How I built a brain tumor detector (with a lot of AI help)
I should say this first: I am a BCA student. I am not a doctor. The thing I built is not a medical device. The README says it loudly, and I want to say it here too — this is a learning project.
With that out of the way: I wanted to build something that wasn't just another Kaggle notebook. Most "brain tumor" tutorials I read online stop at one classifier and call it done. Real clinical AI does way more than that. So I tried.
Why a pipeline and not just a model
The first thing I learned (from reading papers and asking Claude to explain them in plain English) was that a single classifier is the easy part. The hard part is everything around it:
- What if someone uploads a photo of their cat? You need a safety gate that rejects non-brain images before they ever touch the diagnostic model.
- What if the tumor is in the corner of the scan? You need localization — drawing a box around the suspicious region — not just a yes/no.
- What if the model is just guessing confidently? You need multiple models voting, and you need Grad-CAM to actually see what the network is looking at.
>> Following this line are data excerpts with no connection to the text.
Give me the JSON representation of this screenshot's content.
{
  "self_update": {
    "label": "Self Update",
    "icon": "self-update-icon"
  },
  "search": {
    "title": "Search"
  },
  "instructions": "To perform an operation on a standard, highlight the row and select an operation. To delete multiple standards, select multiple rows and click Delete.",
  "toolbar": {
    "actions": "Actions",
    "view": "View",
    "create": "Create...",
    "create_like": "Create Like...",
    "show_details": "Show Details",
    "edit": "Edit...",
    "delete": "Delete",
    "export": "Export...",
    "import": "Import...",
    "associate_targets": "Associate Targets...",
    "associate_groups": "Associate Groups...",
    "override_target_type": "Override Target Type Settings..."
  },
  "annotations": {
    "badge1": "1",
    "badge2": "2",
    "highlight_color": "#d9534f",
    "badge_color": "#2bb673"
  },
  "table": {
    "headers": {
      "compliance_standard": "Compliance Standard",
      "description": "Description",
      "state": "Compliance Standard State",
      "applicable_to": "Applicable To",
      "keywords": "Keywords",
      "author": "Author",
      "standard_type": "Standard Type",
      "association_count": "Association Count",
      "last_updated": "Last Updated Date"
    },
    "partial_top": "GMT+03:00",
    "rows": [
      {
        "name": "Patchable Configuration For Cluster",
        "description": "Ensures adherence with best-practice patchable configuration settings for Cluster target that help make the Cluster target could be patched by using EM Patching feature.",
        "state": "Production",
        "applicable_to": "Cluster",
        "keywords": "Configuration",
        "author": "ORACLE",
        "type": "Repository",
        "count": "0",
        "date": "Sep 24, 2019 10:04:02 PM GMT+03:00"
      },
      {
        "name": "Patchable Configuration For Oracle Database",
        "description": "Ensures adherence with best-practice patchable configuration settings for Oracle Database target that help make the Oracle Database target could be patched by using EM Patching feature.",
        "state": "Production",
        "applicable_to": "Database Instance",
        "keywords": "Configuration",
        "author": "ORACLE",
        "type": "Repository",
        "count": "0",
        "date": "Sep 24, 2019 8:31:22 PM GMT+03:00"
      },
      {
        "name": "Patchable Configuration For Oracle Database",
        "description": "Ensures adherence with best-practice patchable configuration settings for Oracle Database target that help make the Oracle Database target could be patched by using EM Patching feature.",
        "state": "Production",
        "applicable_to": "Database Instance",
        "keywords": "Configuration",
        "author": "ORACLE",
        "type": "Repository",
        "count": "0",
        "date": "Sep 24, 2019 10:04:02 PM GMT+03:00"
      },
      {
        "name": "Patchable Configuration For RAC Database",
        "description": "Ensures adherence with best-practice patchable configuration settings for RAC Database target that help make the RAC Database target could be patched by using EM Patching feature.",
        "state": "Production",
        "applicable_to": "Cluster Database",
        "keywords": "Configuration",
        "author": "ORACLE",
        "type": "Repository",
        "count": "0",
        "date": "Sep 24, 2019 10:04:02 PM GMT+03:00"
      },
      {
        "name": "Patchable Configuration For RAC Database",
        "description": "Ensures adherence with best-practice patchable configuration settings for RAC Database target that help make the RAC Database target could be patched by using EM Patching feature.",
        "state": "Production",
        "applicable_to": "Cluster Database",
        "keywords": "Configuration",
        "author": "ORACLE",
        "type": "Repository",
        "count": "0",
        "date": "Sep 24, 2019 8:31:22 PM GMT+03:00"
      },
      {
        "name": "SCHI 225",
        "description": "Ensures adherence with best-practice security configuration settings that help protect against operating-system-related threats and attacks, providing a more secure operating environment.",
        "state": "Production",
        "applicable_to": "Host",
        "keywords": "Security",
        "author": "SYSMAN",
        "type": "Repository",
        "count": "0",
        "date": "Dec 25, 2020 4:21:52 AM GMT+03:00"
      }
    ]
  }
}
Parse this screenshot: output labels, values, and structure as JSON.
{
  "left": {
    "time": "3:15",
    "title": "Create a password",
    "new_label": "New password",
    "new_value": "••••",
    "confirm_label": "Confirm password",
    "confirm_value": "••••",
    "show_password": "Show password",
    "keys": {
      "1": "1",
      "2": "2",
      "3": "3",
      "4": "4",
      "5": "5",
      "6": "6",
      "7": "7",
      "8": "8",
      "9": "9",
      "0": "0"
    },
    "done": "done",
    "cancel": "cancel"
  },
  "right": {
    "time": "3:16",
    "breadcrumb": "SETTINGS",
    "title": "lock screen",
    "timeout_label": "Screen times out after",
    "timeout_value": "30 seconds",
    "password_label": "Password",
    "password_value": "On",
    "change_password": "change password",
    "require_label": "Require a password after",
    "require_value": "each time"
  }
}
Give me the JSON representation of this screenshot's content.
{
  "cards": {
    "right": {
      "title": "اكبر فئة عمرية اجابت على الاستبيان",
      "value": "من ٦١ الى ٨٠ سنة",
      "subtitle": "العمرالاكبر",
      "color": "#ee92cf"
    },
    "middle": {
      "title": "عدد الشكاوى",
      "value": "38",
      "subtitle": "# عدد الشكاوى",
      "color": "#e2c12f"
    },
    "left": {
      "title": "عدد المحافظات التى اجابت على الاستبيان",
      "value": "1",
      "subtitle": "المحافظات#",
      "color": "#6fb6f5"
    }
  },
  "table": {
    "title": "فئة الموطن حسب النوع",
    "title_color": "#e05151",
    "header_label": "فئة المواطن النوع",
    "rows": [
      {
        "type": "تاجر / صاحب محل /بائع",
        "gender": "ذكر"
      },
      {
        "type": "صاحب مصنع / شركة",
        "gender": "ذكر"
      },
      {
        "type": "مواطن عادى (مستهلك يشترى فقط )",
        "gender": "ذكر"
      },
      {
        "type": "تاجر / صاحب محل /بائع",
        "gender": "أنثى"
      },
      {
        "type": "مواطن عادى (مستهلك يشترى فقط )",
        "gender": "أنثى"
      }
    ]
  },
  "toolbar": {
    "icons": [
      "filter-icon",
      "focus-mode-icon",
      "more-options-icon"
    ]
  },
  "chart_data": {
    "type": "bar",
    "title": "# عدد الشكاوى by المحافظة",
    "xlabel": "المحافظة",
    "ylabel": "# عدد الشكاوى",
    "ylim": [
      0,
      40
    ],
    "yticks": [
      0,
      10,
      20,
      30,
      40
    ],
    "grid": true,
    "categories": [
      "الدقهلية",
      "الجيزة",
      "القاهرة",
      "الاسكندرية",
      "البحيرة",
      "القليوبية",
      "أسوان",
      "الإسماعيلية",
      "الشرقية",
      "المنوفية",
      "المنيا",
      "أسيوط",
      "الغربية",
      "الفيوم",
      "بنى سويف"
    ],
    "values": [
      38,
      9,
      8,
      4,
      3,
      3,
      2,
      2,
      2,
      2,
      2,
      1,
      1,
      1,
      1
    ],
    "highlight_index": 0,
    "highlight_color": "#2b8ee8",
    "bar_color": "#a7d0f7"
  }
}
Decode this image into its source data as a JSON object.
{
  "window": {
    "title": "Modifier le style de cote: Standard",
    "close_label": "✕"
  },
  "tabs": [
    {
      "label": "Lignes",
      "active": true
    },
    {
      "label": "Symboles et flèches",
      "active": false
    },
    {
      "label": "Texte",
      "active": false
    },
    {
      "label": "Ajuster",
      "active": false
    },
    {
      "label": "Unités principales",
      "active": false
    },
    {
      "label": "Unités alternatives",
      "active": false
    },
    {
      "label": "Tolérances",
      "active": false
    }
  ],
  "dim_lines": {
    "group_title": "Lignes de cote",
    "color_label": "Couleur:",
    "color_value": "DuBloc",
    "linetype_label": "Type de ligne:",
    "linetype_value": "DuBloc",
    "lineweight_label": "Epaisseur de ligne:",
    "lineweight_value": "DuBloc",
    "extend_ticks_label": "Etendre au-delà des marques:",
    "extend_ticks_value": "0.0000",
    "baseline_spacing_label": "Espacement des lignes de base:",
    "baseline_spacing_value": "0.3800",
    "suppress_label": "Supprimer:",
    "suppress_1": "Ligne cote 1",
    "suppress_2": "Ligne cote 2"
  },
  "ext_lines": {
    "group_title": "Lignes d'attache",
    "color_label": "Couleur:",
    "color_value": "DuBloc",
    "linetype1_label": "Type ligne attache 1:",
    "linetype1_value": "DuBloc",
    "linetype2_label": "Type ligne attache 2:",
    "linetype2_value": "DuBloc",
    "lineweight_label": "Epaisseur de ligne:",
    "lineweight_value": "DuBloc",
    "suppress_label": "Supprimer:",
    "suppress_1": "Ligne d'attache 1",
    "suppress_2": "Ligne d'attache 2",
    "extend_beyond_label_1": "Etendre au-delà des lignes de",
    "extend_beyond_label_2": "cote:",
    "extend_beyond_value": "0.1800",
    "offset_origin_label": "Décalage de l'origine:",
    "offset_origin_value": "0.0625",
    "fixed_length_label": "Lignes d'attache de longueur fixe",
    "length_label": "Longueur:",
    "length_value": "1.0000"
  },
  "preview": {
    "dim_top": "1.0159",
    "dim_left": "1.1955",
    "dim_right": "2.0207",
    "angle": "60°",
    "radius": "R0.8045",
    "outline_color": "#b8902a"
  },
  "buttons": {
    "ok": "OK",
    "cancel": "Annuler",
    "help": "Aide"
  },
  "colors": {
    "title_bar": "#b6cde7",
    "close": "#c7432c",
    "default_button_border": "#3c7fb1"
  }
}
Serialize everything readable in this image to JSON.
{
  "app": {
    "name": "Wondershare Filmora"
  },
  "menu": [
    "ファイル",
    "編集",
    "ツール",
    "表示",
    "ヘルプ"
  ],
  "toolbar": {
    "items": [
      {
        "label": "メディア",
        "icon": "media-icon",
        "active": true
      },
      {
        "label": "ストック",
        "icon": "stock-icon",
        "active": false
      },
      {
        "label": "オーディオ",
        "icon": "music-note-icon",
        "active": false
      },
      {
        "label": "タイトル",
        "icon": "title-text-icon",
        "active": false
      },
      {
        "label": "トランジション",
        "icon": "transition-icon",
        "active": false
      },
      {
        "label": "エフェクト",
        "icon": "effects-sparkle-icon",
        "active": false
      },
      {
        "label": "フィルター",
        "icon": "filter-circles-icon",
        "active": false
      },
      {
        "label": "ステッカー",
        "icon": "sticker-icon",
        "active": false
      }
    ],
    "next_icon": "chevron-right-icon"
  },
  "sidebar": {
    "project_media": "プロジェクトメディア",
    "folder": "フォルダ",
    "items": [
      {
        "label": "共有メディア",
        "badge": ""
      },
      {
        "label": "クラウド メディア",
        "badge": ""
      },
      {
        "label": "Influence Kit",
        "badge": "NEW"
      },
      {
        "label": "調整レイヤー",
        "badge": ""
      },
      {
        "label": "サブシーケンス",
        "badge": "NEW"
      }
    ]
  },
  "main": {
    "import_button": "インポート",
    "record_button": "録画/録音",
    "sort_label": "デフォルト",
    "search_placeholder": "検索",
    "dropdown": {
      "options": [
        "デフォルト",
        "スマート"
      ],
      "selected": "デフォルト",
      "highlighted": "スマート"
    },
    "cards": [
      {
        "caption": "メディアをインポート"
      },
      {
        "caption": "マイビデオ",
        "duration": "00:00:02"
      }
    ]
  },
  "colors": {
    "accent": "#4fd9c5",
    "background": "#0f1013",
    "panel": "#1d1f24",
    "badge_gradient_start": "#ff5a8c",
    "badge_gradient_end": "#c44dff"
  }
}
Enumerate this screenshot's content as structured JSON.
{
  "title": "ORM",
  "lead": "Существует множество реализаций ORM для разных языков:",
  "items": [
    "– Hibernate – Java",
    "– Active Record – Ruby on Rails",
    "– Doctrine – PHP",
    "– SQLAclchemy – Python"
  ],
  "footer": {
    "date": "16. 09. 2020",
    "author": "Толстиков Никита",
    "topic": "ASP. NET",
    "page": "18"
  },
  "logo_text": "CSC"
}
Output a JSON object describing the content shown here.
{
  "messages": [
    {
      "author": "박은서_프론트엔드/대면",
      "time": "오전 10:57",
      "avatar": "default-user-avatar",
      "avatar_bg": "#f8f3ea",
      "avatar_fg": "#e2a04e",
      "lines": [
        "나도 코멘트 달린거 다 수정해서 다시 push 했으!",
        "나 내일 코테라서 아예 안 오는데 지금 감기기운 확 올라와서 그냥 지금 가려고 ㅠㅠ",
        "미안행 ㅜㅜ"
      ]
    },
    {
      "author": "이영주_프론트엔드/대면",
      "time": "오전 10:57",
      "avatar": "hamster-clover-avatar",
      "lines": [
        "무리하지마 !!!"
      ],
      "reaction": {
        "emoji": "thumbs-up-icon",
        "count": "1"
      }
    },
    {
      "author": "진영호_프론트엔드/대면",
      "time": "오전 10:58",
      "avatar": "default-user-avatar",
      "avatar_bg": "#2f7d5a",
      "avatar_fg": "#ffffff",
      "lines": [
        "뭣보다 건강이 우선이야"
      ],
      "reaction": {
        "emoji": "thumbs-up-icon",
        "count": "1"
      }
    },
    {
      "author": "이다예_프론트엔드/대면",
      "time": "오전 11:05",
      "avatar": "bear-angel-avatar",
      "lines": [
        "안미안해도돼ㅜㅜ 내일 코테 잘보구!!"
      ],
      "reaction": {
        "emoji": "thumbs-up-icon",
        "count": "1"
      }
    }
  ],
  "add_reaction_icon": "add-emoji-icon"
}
So the pipeline became four stages: gate → localize → ensemble classify → explain.
The stack
- YOLO (Ultralytics) for the localization stage. I picked YOLO because it was the most beginner-friendly object detector I could find with a real Python API.
- SwinV2 + ConvNeXt + a MONAI branch, weighted as an ensemble. MONAI is the medical-imaging library from NVIDIA — it knows about DICOM and NIfTI formats so I didn't have to reinvent that.
- timm for pretrained image backbones.
- Gradio for the dashboard, because I needed something I could demo without learning React first.
The reported validation accuracy on the dataset was 98.25%. I want to be honest — that number is on a curated public dataset and means almost nothing about real clinical use. If you take one thing from this post, take that.
What AI actually helped with
I used Claude and ChatGPT a lot. Not to write the code for me — they're not magic — but to do things I genuinely couldn't do alone yet:
- Translating papers. Medical AI papers are dense. I'd paste a passage and ask "explain this like I'm a first-year CS student." Then I'd ask follow-ups until I got it.
- Debugging tensor shapes. PyTorch shape mismatches at 1 AM are a special kind of pain. AI is really good at "here's my error, here's my model, what's wrong."
- Naming things. Half my time was spent renaming variables until the code read like English. AI is great at this and humans are slow at it.
- Catching my bad ideas. I once tried to train on a tiny dataset without any augmentation and Claude basically said "that will overfit, here is why." It did. It would have.
What AI did not do: pick the architecture, decide the pipeline stages, write the disclaimers, or test the thing. That part was me, sitting on my bed, reading docs.
The mistakes I made
- I committed model weights to git once. They were 400 MB. Don't do this.
.gitignoreis your friend. - I had a Gradio demo that loaded all three ensemble models into RAM at startup. My laptop has 8 GB. You can guess how that went.
- I called it a "diagnostic tool" in an early commit. I went back and rewrote everything to say "educational research pipeline." Words matter when they touch healthcare.
What's next
The honest next step is splitting training code from inference code. Right now they live in the same notebook and it makes the repo look way scarier than it should. I also want a hosted demo that doesn't expose model weights, because right now you basically have to clone the whole thing to try it.
If you're a student looking at clinical AI: build something, but be loud about the disclaimers. People believe what they see on the internet.